8 сентября. Сегодня мой «ротный», Василий Акинфиевич, спросил меня, не хочу ли я ехать вместе с ним на осенние работы. Он заключил для роты очень выгодное условие — чуть не по 21/2 копейки за пуд — с управляющим господина Обольянинова. Работа будет заключаться в копании бураков для местного свекло-сахарного завода.
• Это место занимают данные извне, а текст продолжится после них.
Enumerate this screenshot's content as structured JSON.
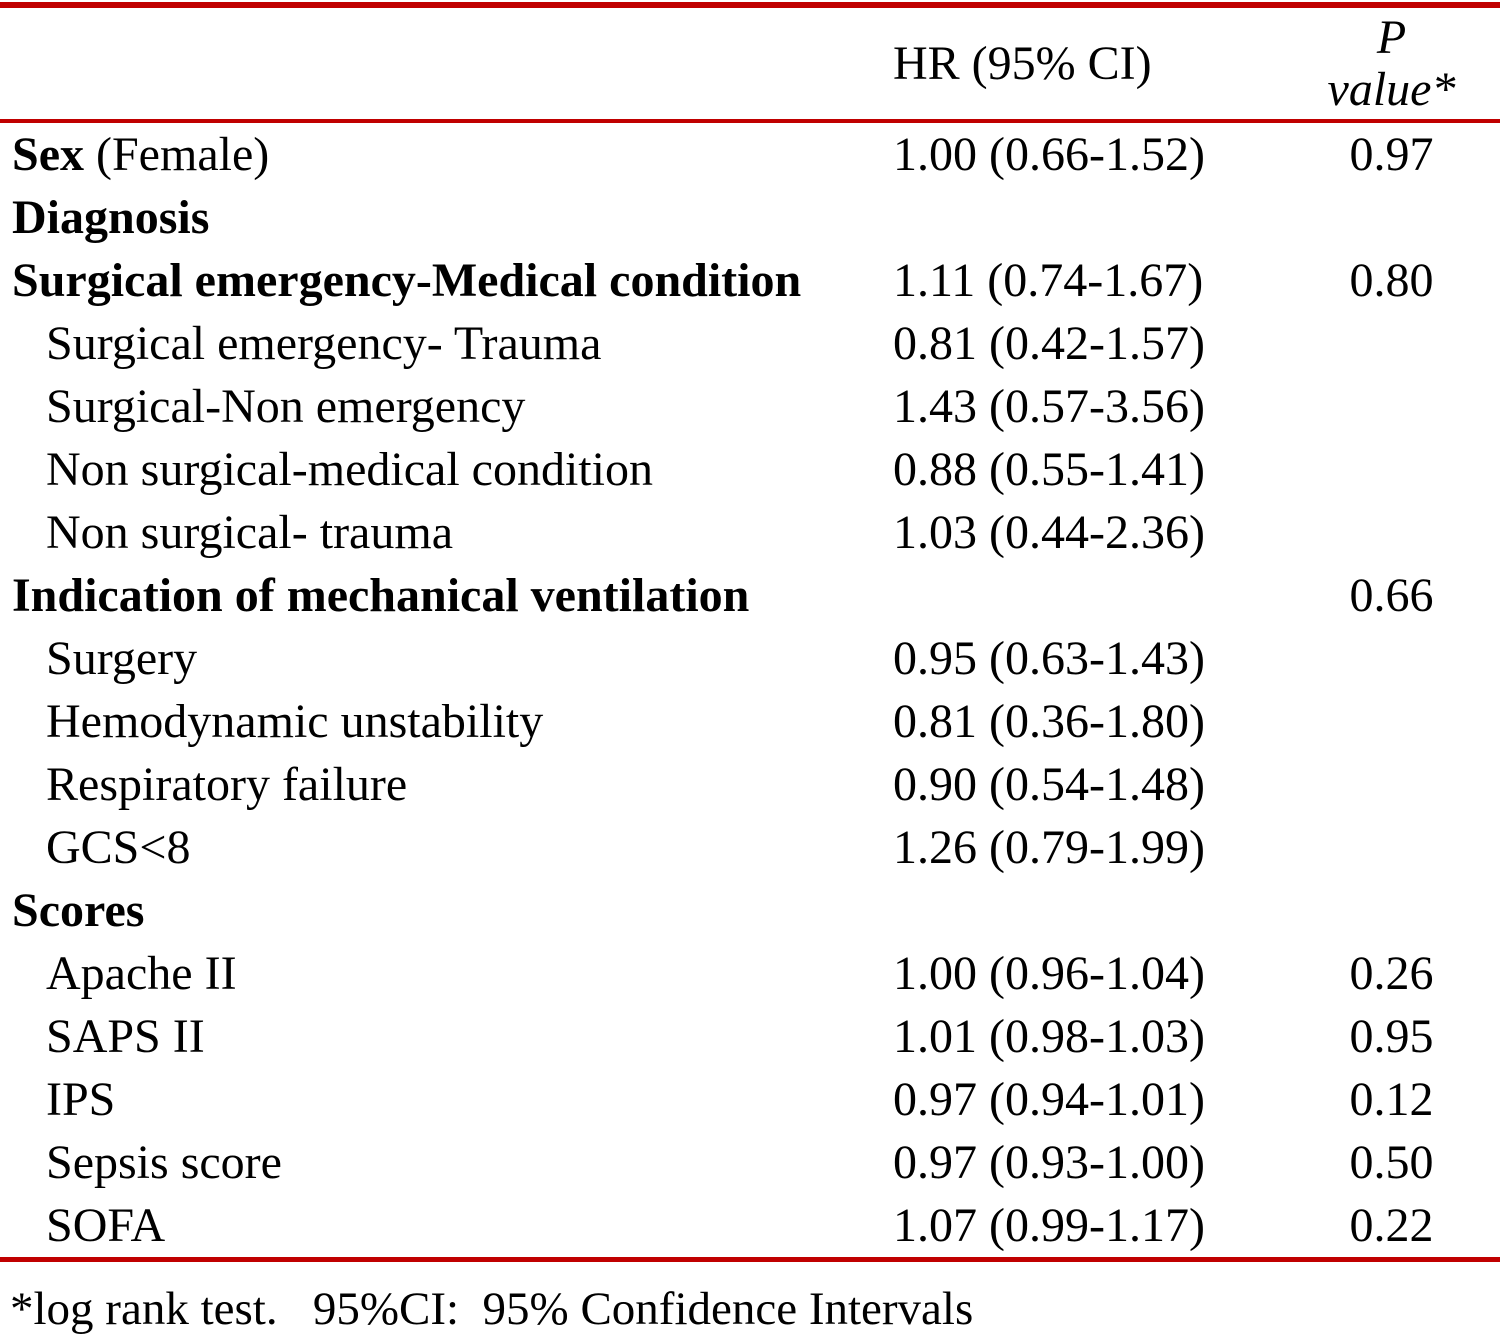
{
  "table": {
    "accent_color": "#c00000",
    "header": {
      "hr": "HR (95% CI)",
      "p_line1": "P",
      "p_line2": "value*"
    },
    "rows": [
      {
        "label": "Sex",
        "label_suffix": " (Female)",
        "bold_prefix": true,
        "indent": false,
        "hr": "1.00 (0.66-1.52)",
        "p": "0.97"
      },
      {
        "label": "Diagnosis",
        "bold": true,
        "indent": false,
        "hr": "",
        "p": ""
      },
      {
        "label": "Surgical emergency-Medical condition",
        "bold": true,
        "indent": false,
        "hr": "1.11 (0.74-1.67)",
        "p": "0.80"
      },
      {
        "label": "Surgical emergency- Trauma",
        "bold": false,
        "indent": true,
        "hr": "0.81 (0.42-1.57)",
        "p": ""
      },
      {
        "label": "Surgical-Non emergency",
        "bold": false,
        "indent": true,
        "hr": "1.43 (0.57-3.56)",
        "p": ""
      },
      {
        "label": "Non surgical-medical condition",
        "bold": false,
        "indent": true,
        "hr": "0.88 (0.55-1.41)",
        "p": ""
      },
      {
        "label": "Non surgical- trauma",
        "bold": false,
        "indent": true,
        "hr": "1.03 (0.44-2.36)",
        "p": ""
      },
      {
        "label": "Indication of mechanical ventilation",
        "bold": true,
        "indent": false,
        "hr": "",
        "p": "0.66"
      },
      {
        "label": "Surgery",
        "bold": false,
        "indent": true,
        "hr": "0.95 (0.63-1.43)",
        "p": ""
      },
      {
        "label": "Hemodynamic unstability",
        "bold": false,
        "indent": true,
        "hr": "0.81 (0.36-1.80)",
        "p": ""
      },
      {
        "label": "Respiratory failure",
        "bold": false,
        "indent": true,
        "hr": "0.90 (0.54-1.48)",
        "p": ""
      },
      {
        "label": "GCS<8",
        "bold": false,
        "indent": true,
        "hr": "1.26 (0.79-1.99)",
        "p": ""
      },
      {
        "label": "Scores",
        "bold": true,
        "indent": false,
        "hr": "",
        "p": ""
      },
      {
        "label": "Apache II",
        "bold": false,
        "indent": true,
        "hr": "1.00 (0.96-1.04)",
        "p": "0.26"
      },
      {
        "label": "SAPS II",
        "bold": false,
        "indent": true,
        "hr": "1.01 (0.98-1.03)",
        "p": "0.95"
      },
      {
        "label": "IPS",
        "bold": false,
        "indent": true,
        "hr": "0.97 (0.94-1.01)",
        "p": "0.12"
      },
      {
        "label": "Sepsis score",
        "bold": false,
        "indent": true,
        "hr": "0.97 (0.93-1.00)",
        "p": "0.50"
      },
      {
        "label": "SOFA",
        "bold": false,
        "indent": true,
        "hr": "1.07 (0.99-1.17)",
        "p": "0.22"
      }
    ],
    "footnote": "*log rank test.   95%CI:  95% Confidence Intervals"
  }
}
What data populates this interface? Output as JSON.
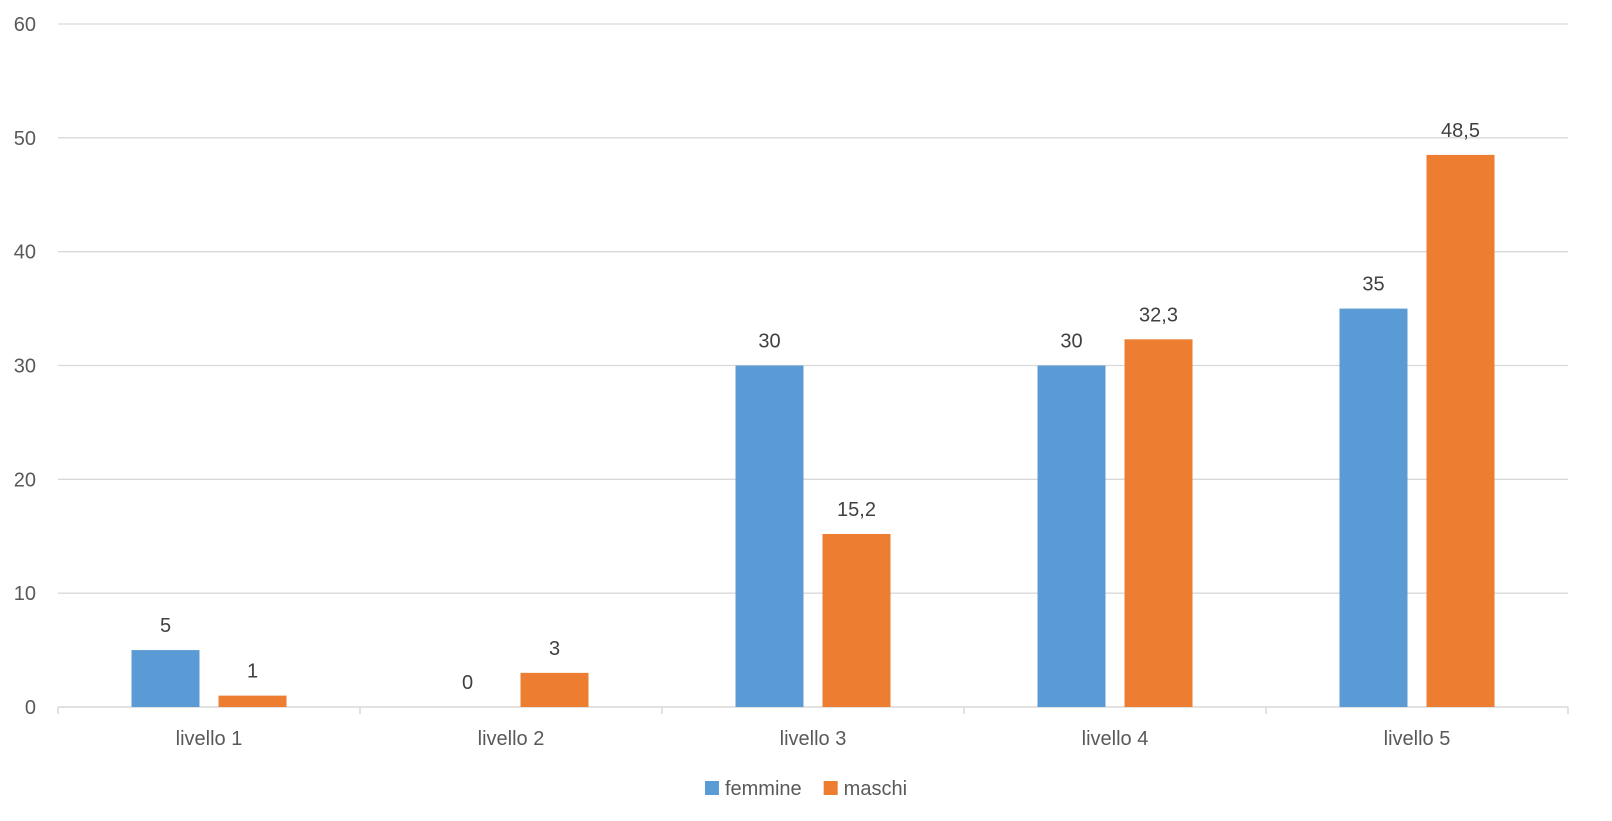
{
  "chart_data": {
    "type": "bar",
    "categories": [
      "livello 1",
      "livello 2",
      "livello 3",
      "livello 4",
      "livello 5"
    ],
    "series": [
      {
        "name": "femmine",
        "color": "#5B9BD5",
        "values": [
          5,
          0,
          30,
          30,
          35
        ],
        "labels": [
          "5",
          "0",
          "30",
          "30",
          "35"
        ]
      },
      {
        "name": "maschi",
        "color": "#ED7D31",
        "values": [
          1,
          3,
          15.2,
          32.3,
          48.5
        ],
        "labels": [
          "1",
          "3",
          "15,2",
          "32,3",
          "48,5"
        ]
      }
    ],
    "y_ticks": [
      "0",
      "10",
      "20",
      "30",
      "40",
      "50",
      "60"
    ],
    "ylim": [
      0,
      60
    ],
    "grid": true,
    "legend_position": "bottom",
    "gridline_color": "#D9D9D9"
  }
}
Она неутомительна для солдат, и исполняют они ее очень охотно. Все эти обстоятельства, должно быть, и привели ротного в такое радужное настроение духа, что он не только предложил мне ехать с ним на работы, но даже, буде я соглашусь ехать, уступает в мою пользу полтора рубля из выговоренных им для себя суточных денег. Другие командиры рот никогда еще не проявляли по отношению к субалтерн-офицерам такого великодушия.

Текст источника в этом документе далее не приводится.